CIRN was started with funding from the Public Health Agency of Canada to ensure Canada had the capacity to respond to outbreaks, emerging infectious diseases and pandemics. It was originally created to address the H1N1 pandemic in 2009 and also played a critical role in the vaccine response to Ebola.
“It's what we were designed to do and it demonstrates good foresight by the Government of Canada to support this infrastructure so it is available when needed,” says Dr. Halperin.
It’s possible that the federal government could sanction an expedited emergency release of a potential COVID-19 vaccine if it is seen to be working and is deemed safe, thereby shortening the usual process that can take years. That was done with the Ebola vaccine in west Africa before trials had been completed.

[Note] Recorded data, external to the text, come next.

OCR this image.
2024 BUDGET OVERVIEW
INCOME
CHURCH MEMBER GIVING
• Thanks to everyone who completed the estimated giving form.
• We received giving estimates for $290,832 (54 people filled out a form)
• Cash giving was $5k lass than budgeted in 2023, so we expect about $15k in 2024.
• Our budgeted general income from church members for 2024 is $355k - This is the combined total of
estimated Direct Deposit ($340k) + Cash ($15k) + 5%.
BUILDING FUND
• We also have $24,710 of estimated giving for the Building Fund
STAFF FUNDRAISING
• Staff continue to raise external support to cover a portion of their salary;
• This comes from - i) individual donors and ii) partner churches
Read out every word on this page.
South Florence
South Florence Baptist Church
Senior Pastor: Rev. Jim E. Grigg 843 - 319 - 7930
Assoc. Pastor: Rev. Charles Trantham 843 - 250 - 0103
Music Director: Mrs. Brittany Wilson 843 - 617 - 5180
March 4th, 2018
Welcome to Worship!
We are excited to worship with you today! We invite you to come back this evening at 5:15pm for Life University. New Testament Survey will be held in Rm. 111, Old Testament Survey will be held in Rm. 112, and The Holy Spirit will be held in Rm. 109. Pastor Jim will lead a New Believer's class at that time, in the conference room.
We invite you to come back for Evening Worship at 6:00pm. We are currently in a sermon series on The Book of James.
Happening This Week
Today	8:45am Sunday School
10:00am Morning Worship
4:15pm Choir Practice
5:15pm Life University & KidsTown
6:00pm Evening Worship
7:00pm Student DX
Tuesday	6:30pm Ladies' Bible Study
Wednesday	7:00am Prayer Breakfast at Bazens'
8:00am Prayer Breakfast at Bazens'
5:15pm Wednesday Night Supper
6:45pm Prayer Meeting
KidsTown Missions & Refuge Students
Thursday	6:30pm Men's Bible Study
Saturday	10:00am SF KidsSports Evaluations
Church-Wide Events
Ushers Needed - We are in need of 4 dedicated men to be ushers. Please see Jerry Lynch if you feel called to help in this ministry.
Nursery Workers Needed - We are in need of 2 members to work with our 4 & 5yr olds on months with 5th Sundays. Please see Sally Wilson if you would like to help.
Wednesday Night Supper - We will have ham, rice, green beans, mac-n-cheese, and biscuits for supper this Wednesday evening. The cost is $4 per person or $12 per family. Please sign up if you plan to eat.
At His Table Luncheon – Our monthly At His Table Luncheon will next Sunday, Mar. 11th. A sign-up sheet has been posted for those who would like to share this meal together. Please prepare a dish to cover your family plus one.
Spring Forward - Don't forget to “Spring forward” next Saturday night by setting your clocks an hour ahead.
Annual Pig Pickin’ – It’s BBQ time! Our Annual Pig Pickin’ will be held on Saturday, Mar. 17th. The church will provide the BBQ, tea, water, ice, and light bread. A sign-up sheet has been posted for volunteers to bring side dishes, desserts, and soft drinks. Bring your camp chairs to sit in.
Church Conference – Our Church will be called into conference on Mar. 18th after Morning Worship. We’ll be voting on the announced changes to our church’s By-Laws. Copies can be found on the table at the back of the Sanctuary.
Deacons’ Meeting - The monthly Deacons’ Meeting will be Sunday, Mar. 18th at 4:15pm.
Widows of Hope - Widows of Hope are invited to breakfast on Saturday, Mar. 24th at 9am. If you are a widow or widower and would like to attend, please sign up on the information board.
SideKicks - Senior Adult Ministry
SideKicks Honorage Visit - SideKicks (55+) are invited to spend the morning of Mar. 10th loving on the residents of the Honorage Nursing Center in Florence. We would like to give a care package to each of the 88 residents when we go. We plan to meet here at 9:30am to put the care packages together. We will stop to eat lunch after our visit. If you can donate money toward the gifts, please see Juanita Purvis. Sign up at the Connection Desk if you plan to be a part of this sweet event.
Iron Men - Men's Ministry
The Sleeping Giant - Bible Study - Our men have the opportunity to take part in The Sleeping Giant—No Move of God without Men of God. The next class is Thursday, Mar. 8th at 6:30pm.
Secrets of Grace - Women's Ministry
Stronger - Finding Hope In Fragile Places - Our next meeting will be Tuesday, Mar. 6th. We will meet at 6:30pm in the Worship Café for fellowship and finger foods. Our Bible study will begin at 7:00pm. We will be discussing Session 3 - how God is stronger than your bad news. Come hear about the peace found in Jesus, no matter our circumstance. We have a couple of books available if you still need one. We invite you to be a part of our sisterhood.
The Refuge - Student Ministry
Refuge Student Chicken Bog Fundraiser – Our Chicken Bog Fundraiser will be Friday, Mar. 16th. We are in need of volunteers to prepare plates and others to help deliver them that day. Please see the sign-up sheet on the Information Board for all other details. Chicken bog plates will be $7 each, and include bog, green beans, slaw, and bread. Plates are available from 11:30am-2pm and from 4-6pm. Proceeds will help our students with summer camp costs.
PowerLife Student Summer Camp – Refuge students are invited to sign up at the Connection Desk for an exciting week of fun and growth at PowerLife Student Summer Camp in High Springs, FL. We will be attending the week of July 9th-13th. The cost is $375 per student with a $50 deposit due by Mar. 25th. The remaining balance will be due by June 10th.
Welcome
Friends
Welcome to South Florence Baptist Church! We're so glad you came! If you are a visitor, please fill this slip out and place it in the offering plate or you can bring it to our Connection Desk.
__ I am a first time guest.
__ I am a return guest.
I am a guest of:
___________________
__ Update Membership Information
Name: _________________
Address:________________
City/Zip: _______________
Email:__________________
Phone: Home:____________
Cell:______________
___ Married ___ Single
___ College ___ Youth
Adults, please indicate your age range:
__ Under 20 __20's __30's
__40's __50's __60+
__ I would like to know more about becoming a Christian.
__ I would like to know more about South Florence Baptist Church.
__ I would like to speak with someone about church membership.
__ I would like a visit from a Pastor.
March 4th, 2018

"Research and development take time and must be done right. But this is encouraging news," Prime Minister Trudeau said Saturday.
Testing the vaccine
The National Research Council, or NRC, will work with the manufacturers so the vaccine can be produced and distributed "here at home," if it proves successful.
The vaccine — Ad5-nCoV — is essentially a genetically modified adenovirus, carrying a spike protein specific to COVID-19 to help the human body prepare to identify and destroy the virus, according to the NRC. It says the Chinese company developed it using the HEK293 cell line — an NRC cell line licensed to it by Canada for the development of a Chinese vaccine against Ebola.
Dr. Halperin says the intellectual property rights for the vaccine will stay in Chinese hands, but the NRC’s involvement would help ensure Canada gets its guaranteed domestic supply.
Update: August 28, 2020
CanSino has made solid progress advancing its vaccine candidate, with published results from its Chinese Phase 1 and Phase II trials in Lancet and made its data publicly available. It has also since indicated that it is being authorized for Phase III trials in other countries.
However, to a delay in the shipment of the vaccine doses to Canada, the National Research Council has decided to move on, and focus their team and facilities on other partners and COVID-19 priorities.This includes working with a range of Canadian therapy and vaccine teams, and in-depth work with two other vaccine collaborations. These include:
- VBI Vaccines (based in Massachusetts, with research operations in Ottawa) to develop an enveloped virus-like particle vaccine that targets COVID-19, severe acute respiratory syndrome (SARS), and Middle East respiratory syndrome (MERS)..
- The University of Saskatchewan’s (USask) Vaccine and Infectious Disease Organization-International Vaccine Centre (VIDO-InterVac), to accelerate the development and production of a candidate COVID-19 antigen in mammalian cells for a protein subunit vaccine candidate..
Additionally, through NRC IRAP, they are reviewing a range of vaccine and therapy proposals recommended for support by the Vaccine Task Force that were introduced to them through Innovation, Science and Economic Development. They are also actively pursuing discussions with other partners to collaborate on other vaccine candidates and those collaborations will announced as they are confirmed.